While I do see the value in "name brands", I think the practicality of reliance on "brand reputation" falls apart when you consider the huge amount of sub-contracting, mergers and acquisitions, short time horizons of corporations (one or two fiscal quarters), and bankruptcy that is prevalent in industry. On top of that, in a global economy, the value of reputation can be even more elusive.
See NPR story on global food supply:
Heinz makes this meal by combining more than 50 industrial food ingredients. Each ingredient has probably changed hands a dozen times on its way from the farm or the sea. Each one is sold and then resold to a chain of distributors, exporters, importers, and wholesalers before finally reaching Heinz. The 50 ingredients in this one tiny meal could easily have gone through 500 different suppliers, spread all over the globe.

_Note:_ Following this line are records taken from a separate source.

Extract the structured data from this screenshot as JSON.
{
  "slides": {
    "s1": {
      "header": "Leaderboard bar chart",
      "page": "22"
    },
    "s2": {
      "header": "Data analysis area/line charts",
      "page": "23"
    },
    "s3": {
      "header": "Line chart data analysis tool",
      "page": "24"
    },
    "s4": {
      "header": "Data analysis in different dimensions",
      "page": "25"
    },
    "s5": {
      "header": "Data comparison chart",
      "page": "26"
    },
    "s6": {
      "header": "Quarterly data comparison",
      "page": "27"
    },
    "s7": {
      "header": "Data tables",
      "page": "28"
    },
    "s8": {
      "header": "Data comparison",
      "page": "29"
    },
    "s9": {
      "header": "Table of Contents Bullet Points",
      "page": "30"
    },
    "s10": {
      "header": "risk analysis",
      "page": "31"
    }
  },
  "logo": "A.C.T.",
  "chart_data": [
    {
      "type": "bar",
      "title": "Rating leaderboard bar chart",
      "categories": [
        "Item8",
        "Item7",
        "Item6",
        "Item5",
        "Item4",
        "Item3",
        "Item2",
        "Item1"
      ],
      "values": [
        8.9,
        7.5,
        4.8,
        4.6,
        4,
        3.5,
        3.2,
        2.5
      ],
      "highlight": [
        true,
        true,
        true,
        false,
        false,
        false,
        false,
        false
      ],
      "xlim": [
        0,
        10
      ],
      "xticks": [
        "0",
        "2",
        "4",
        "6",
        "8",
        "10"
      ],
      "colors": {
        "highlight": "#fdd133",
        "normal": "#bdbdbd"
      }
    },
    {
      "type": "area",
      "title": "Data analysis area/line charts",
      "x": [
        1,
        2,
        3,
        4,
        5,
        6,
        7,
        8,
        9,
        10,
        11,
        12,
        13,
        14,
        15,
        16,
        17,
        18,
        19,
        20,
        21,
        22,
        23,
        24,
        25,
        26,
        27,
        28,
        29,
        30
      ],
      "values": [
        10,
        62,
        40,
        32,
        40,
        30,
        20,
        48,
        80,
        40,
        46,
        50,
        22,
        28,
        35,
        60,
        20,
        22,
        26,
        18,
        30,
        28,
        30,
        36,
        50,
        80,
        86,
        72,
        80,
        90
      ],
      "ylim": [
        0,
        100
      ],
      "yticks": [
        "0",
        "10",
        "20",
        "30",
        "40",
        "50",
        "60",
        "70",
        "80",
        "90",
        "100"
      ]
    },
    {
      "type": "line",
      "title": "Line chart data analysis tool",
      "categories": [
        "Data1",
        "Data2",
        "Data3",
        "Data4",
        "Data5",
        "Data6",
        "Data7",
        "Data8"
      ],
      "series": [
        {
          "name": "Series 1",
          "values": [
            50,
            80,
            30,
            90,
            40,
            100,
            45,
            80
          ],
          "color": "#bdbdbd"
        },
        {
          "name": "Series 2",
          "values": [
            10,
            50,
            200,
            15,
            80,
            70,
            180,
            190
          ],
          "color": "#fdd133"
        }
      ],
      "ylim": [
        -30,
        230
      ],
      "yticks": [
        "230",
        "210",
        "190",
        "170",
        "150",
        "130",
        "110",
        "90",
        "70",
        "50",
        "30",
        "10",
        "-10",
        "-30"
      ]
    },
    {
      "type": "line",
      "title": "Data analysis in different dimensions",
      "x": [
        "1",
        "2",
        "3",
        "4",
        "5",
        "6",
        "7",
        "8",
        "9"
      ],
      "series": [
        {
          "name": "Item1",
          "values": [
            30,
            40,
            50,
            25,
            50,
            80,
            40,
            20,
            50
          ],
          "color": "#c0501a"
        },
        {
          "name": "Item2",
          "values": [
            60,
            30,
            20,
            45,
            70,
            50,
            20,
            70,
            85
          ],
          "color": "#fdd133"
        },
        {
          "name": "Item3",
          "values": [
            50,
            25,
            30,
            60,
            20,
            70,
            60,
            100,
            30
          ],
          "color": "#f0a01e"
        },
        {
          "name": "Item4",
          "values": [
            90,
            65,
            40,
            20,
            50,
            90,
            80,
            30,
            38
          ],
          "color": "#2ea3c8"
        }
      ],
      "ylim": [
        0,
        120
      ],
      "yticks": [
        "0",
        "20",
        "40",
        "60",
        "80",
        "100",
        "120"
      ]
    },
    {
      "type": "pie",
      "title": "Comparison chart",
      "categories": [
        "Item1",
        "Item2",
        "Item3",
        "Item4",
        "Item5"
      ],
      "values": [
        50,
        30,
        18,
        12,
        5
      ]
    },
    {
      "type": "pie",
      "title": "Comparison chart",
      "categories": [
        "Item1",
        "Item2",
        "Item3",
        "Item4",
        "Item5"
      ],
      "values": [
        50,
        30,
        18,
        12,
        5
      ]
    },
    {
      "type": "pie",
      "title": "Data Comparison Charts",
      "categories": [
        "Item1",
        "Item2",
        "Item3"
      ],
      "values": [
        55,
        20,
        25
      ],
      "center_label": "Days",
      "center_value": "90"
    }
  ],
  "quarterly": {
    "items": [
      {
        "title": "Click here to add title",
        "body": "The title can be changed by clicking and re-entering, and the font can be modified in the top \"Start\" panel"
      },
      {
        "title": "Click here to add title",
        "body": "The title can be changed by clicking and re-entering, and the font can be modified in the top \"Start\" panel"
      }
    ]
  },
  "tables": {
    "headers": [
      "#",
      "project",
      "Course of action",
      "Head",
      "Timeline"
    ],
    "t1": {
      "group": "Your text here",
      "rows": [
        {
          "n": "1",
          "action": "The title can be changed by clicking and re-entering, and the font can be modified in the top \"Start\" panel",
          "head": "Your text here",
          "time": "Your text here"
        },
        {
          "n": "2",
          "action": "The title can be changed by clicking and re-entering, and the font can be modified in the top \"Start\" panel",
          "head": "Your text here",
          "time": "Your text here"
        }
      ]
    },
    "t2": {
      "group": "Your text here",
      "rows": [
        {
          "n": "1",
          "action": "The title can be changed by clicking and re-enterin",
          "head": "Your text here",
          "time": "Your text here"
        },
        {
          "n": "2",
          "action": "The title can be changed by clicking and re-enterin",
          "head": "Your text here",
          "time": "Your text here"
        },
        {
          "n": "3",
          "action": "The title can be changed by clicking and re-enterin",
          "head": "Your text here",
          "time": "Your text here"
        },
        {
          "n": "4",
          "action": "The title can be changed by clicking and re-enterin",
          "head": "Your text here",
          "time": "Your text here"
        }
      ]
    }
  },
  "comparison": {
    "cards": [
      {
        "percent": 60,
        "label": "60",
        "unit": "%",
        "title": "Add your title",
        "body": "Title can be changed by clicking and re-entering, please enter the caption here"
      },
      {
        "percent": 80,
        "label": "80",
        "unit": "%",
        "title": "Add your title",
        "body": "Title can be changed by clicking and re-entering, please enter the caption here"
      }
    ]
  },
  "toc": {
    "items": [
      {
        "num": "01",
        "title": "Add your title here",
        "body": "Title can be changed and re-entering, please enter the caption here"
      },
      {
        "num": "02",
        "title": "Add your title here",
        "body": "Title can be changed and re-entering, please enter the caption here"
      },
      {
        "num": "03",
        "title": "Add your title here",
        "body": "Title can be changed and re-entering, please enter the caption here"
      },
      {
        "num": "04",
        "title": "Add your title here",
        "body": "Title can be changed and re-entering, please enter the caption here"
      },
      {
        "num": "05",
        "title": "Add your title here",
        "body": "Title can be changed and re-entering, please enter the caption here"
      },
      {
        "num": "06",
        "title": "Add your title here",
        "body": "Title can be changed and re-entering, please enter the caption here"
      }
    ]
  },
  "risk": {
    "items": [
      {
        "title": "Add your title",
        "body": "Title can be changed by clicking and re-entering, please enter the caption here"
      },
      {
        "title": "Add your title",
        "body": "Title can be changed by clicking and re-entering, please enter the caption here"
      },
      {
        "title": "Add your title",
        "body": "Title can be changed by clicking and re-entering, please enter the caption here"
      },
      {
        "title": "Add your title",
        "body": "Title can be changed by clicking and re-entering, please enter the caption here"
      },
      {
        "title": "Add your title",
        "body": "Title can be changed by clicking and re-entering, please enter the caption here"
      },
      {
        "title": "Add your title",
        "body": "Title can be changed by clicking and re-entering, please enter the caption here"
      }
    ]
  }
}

Then, there is the question of equity. Poor people who buy cheap stuff from dollar stores won't be able to afford protection from bad food and medicine. How does abolishing the FDA solve that issue?
Also from Adam Davidson's NPR story linked to above:
As a rule, experts say, such suspicious products go to cut-rate restaurants and deep discount stores. They rarely go to established brand-name companies. And that means the food in any brand-name supermarket is very likely safe to eat — at least in the short run. Of course, shoppers still have to worry about all that sodium and fat.